Эти слова, этот устрашающий тон сразу образумили маленького и столь могущественного человека. Низменная борьба, горе, преступления — все это существовало вдали от него. Устранить их он не мог и не всегда способен был подчинить их своему контролю. Надо спуститься со своей высоты, признать факт их существования, найти, если удастся, компромисс — восстановить справедливость, поскольку она случайно, в виде исключения, коснулась его миропорядка.

— Если хоть какая-то доля ваших обвинений по адресу Шаттиха будет доказана, то час его, поверьте, пробил.

— А вы сомневаетесь? Кому же вы доверяете? Вашему чудному отделу контроля?

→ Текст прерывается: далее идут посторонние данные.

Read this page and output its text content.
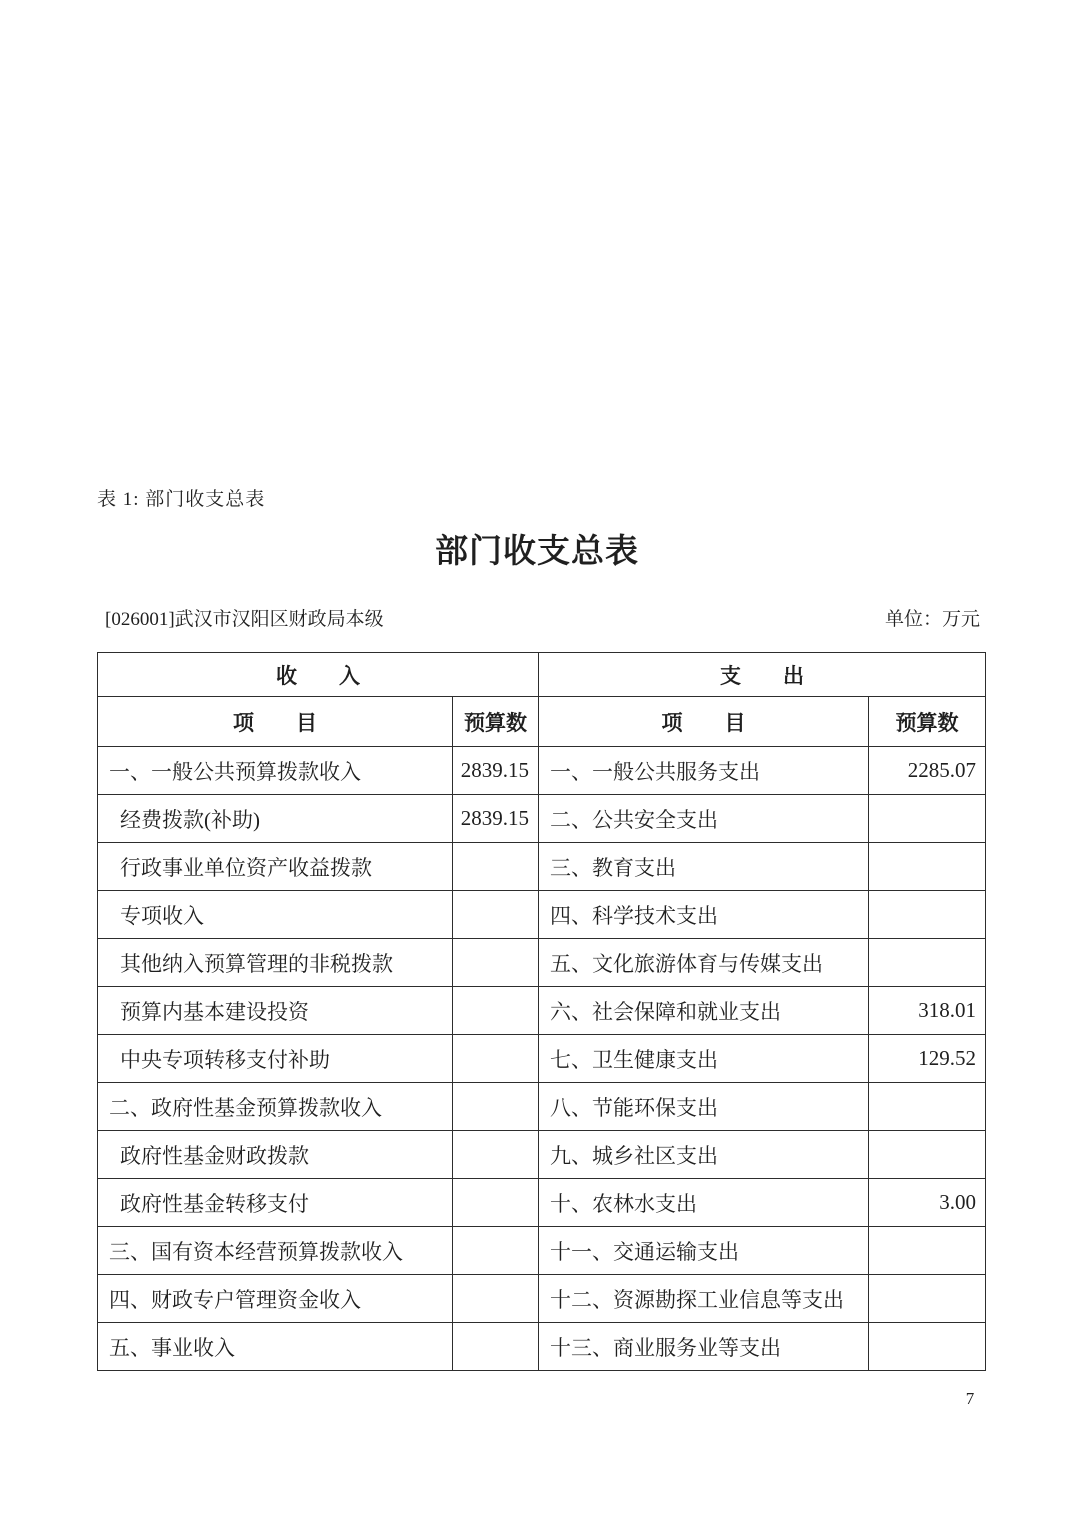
表 1: 部门收支总表
部门收支总表
[026001]武汉市汉阳区财政局本级	单位：万元
收　　入		支　　出	
项　　目	预算数	项　　目	预算数
一、一般公共预算拨款收入	2839.15	一、一般公共服务支出	2285.07
经费拨款(补助)	2839.15	二、公共安全支出	
行政事业单位资产收益拨款		三、教育支出	
专项收入		四、科学技术支出	
其他纳入预算管理的非税拨款		五、文化旅游体育与传媒支出	
预算内基本建设投资		六、社会保障和就业支出	318.01
中央专项转移支付补助		七、卫生健康支出	129.52
二、政府性基金预算拨款收入		八、节能环保支出	
政府性基金财政拨款		九、城乡社区支出	
政府性基金转移支付		十、农林水支出	3.00
三、国有资本经营预算拨款收入		十一、交通运输支出	
四、财政专户管理资金收入		十二、资源勘探工业信息等支出	
五、事业收入		十三、商业服务业等支出	
7
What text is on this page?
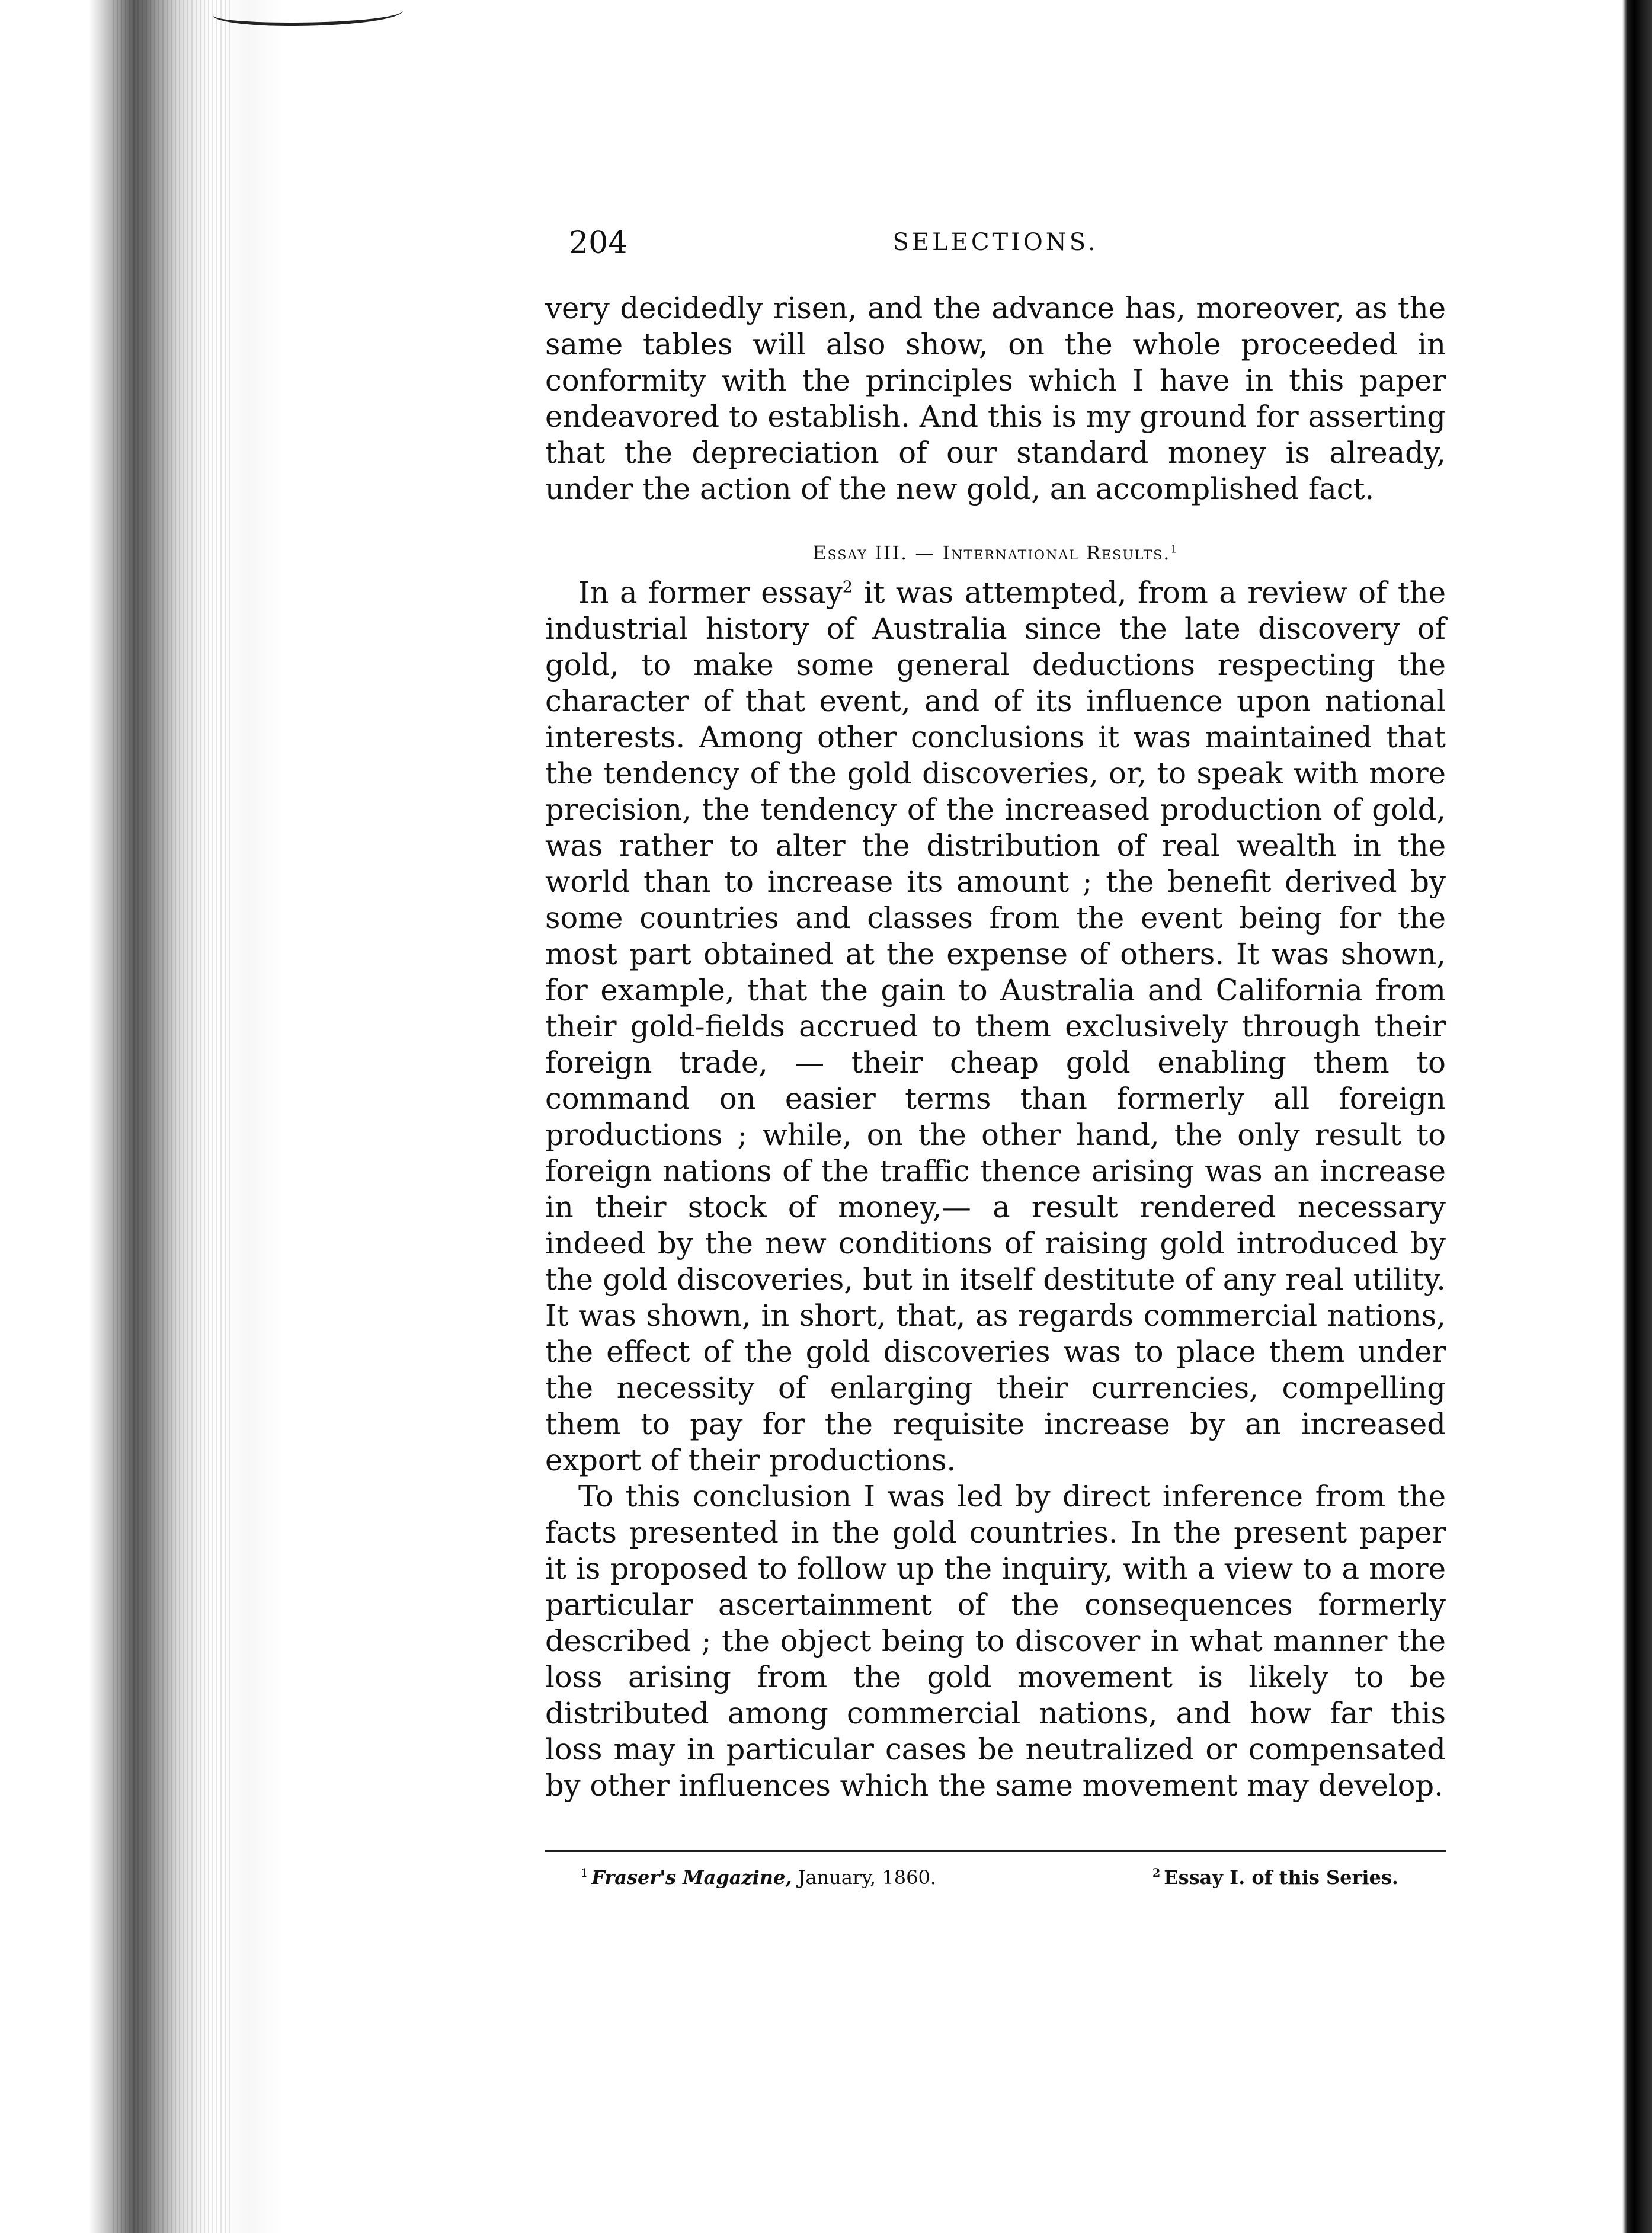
204	SELECTIONS.

very decidedly risen, and the advance has, moreover, as the same tables will also show, on the whole proceeded in conformity with the principles which I have in this paper endeavored to establish. And this is my ground for asserting that the depreciation of our standard money is already, under the action of the new gold, an accomplished fact.

Essay III. — International Results.$^1$

In a former essay$^2$ it was attempted, from a review of the industrial history of Australia since the late discovery of gold, to make some general deductions respecting the character of that event, and of its influence upon national interests. Among other conclusions it was maintained that the tendency of the gold discoveries, or, to speak with more precision, the tendency of the increased production of gold, was rather to alter the distribution of real wealth in the world than to increase its amount ; the benefit derived by some countries and classes from the event being for the most part obtained at the expense of others. It was shown, for example, that the gain to Australia and California from their gold-fields accrued to them exclusively through their foreign trade, — their cheap gold enabling them to command on easier terms than formerly all foreign productions ; while, on the other hand, the only result to foreign nations of the traffic thence arising was an increase in their stock of money,— a result rendered necessary indeed by the new conditions of raising gold introduced by the gold discoveries, but in itself destitute of any real utility. It was shown, in short, that, as regards commercial nations, the effect of the gold discoveries was to place them under the necessity of enlarging their currencies, compelling them to pay for the requisite increase by an increased export of their productions.

To this conclusion I was led by direct inference from the facts presented in the gold countries. In the present paper it is proposed to follow up the inquiry, with a view to a more particular ascertainment of the consequences formerly described ; the object being to discover in what manner the loss arising from the gold movement is likely to be distributed among commercial nations, and how far this loss may in particular cases be neutralized or compensated by other influences which the same movement may develop.

$^1$ Fraser's Magazine, January, 1860.	$^2$ Essay I. of this Series.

— Подсобные органы — необходимость. И когда я к ним обращаюсь, они действуют безотказно.

Марго подумала: «И такое вот правит миром!»

— Теперь, когда вам все известно, мне как раз и хочется выключить мотор и поставить точку.

Смутно чувствуя себя в долгу перед ней, он виновато сказал:

— Зачем же отчаиваться, сударыня. Ведь впереди — целая жизнь. Все пути открыты.

— Мы и думать о них не хотим. Мы постепенно убедились, что все они заводят в тупик. А мой старик отец?

— Я приближу его к себе. Даю вам слово. — В зеркале ей было видно, что он улыбнулся. — Если только на земле останутся в силе уступки, которые вы у меня вырвали в воздухе.

— Как бы то ни было, возьмите ваше вечное перо. Записывайте. Меня зовут Марго Рапп…

«И я героиня», — мысленно добавил Карл Великий.

— Мой муж, пытавшийся реализовать это изобретение, — Эмануэль Рапп, тоже служащий концерна.

— Не знал я, что в концерне столько служащих, забывающих, что такое долг.

Но на лице его читалось другое: он не знал, сколько в мире страхов и сколько мужества!

— Моя сестра Инга Бирк тоже служит в концерне. Ради Эмануэля она, как и все мы, самовольно отправилась в Берлин. Она хотела его только предостеречь! Только предостеречь! — проговорила Марго впервые за время беседы сдавленным голосом.

— Будет улажено, — обещал он, словно всемогущее божество.

Наконец она сказала:

— И еще Фриц Бергман, его надо оградить от неприятностей. Это пилот, который должен был сегодня лететь с вами, а предоставил это мне.

Кто бы мог подумать — Карл Великий ответил:

— К моему удовольствию.

Вскоре самолет пошел на посадку.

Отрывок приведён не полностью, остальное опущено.